The only thing worse than dumb is boring. In The House Bunny, director Fred Wolf’s inescapable mess of a comedy, there is better dialogue to be found by a whispering movie patron, than the actual cast of the film, which says just how boring this movie really can be. We’ve all seen Anna Faris as the goofy, wide eyed idiot savant in the Scary Movie franchise. She has also donned her half cocked, brainless facial expressions in such mediocre outings as Smiley Face and the Ryan Reynolds vehicle, Best Friends. Faris’ best arsenal as a comedian is not only her knack to bend a facsimile sex appeal with a kooky restlessness, but also her pseudo-comic timing, a timing that sees her break things for the sake of wacky slapstick humor and cheap laughs. Big deal.
In The House Bunny, Faris plays her entire hand – assuming that she has one to play in the first place – and delves into her airhead mannerisms with little discerning tact or strategy. Faris plays Shelley Darlingson, a Playboy bunny readying herself for her 27th birthday at the famed mansion. Working on a hunch that she will become Heff’s choice for Miss November, Faris instead wakes to an alleged note by the magazine aficionado. To Shelley’s ultimate dismay, the note tells her to leave the mansion’s premises immediately, and thus begins an odyssey like adventure for the ostracized, dimwitted nude model.
After being kicked out of the mansion – with not even her hissing, precious kitten will follow her – Shelley finds a home with the sorority girls from Zeta Alpha Zeta. The members, a hodgepodge of unpopular and socially inept girls, take Shelley into their home when they realize that she attracts boys to their campus home. Shelley, the good natured and now bumbling housemother of Zeta Alpha Zeta sorority, helps the clueless lot of studious girls become socially acceptable bimbos – but don’t worry, there’s a moral in the end.
The unaccepted girls in the sorority suffer from various unbecoming disabilities, our director tells us, such as being handicapped, gothic, husky voiced, and my personal favorite, pregnant. Shelley, thankfully for us, teaches our unanimous coalesce of outcasts to become “pretty” by growing their hair out, wearing cleavage bearing tops, and strutting sexually as if on a catwalk. This is justified, I think, by the fact that Shelley apologizes for her wrongful advice during the climax.

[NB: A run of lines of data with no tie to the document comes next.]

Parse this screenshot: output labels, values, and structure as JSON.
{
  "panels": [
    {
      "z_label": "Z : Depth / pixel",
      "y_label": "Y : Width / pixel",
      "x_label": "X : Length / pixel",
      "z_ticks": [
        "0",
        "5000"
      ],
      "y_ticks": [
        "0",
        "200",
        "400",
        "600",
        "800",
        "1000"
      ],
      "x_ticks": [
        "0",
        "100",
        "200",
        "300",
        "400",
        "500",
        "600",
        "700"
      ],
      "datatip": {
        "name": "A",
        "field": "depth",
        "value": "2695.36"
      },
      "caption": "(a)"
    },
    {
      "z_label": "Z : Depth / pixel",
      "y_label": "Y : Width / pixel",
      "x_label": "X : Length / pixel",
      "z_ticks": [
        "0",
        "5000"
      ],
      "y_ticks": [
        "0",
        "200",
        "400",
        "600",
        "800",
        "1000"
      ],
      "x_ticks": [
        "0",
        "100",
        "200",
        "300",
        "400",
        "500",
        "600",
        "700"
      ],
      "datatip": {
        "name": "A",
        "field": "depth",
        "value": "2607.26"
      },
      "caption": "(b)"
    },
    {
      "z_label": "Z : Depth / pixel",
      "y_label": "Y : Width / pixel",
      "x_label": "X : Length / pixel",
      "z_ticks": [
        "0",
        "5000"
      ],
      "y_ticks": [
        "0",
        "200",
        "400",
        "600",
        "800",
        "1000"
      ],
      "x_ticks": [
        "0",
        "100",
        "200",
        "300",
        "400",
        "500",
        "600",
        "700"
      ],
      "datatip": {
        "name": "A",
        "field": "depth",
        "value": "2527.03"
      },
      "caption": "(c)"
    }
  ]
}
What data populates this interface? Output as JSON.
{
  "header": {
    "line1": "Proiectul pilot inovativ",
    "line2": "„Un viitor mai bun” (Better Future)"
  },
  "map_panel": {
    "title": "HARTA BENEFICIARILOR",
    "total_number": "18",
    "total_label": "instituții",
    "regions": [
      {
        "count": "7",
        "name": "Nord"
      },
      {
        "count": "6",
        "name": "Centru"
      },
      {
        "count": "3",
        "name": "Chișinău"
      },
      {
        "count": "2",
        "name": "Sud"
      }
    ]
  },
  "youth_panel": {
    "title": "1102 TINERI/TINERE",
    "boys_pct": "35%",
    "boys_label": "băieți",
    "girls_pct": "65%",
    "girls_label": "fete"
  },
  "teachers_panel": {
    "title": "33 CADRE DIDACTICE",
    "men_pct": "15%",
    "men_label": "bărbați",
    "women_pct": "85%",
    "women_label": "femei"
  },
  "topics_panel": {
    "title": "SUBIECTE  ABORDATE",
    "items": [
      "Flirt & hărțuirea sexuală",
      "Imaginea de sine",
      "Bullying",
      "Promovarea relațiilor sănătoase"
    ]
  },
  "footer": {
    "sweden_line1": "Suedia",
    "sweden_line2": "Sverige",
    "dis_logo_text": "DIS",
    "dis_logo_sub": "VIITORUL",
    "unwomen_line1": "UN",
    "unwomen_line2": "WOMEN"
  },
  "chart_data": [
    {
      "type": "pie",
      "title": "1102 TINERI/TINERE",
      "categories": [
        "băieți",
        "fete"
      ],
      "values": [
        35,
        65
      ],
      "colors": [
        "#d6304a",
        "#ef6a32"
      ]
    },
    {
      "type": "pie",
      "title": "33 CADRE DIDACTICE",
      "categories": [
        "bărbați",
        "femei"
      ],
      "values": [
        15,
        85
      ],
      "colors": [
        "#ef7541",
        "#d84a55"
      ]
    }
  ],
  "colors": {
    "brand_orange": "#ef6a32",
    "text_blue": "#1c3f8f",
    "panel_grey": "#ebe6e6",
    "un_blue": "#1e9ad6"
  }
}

Wouldn’t it be easier to skip the offenses altogether by not exploiting our characters’ bodies in the first place to make them feel better? But, then again, there wouldn’t be this terrible movie if the body of the movie wasn’t trashy, I guess.
Since this is a supposed teen comedy, we get a porous script with artificial villains who sneer and wear short skirts, jokes that involve toilet humor, and a pop soundtrack that sounds like someone jack hammered the film with a steady diet of the All-American Rejects. All things, I might add, make for a regrettable movie experience, despite its manipulative marketing ploys. Thanks, mainstream cinema.
No matter how stupid Anna Faris’ character comes off as, there’s always enough room for the vacuous and uncharismatic Colin Hanks to plod through a few scenes. Playing as Faris’ love interest, Hanks is the seemingly good guy who helps out at a retirement home. In the movie Untraceable, Hanks’ most memorable role to date, he is killed by a vat of battery acid. I wished for a similar situation here.
The bad acting doesn’t stop there, however, and we get to see Cardinal’s quarterback Matt Leinart, in all of his womanizing glory, hang out at the Playboy mansion in the opening sequences. I assume, looking back at the film, that this cameo had to have been one of the reasons the former USC gunslinger was benched prior to the regular season.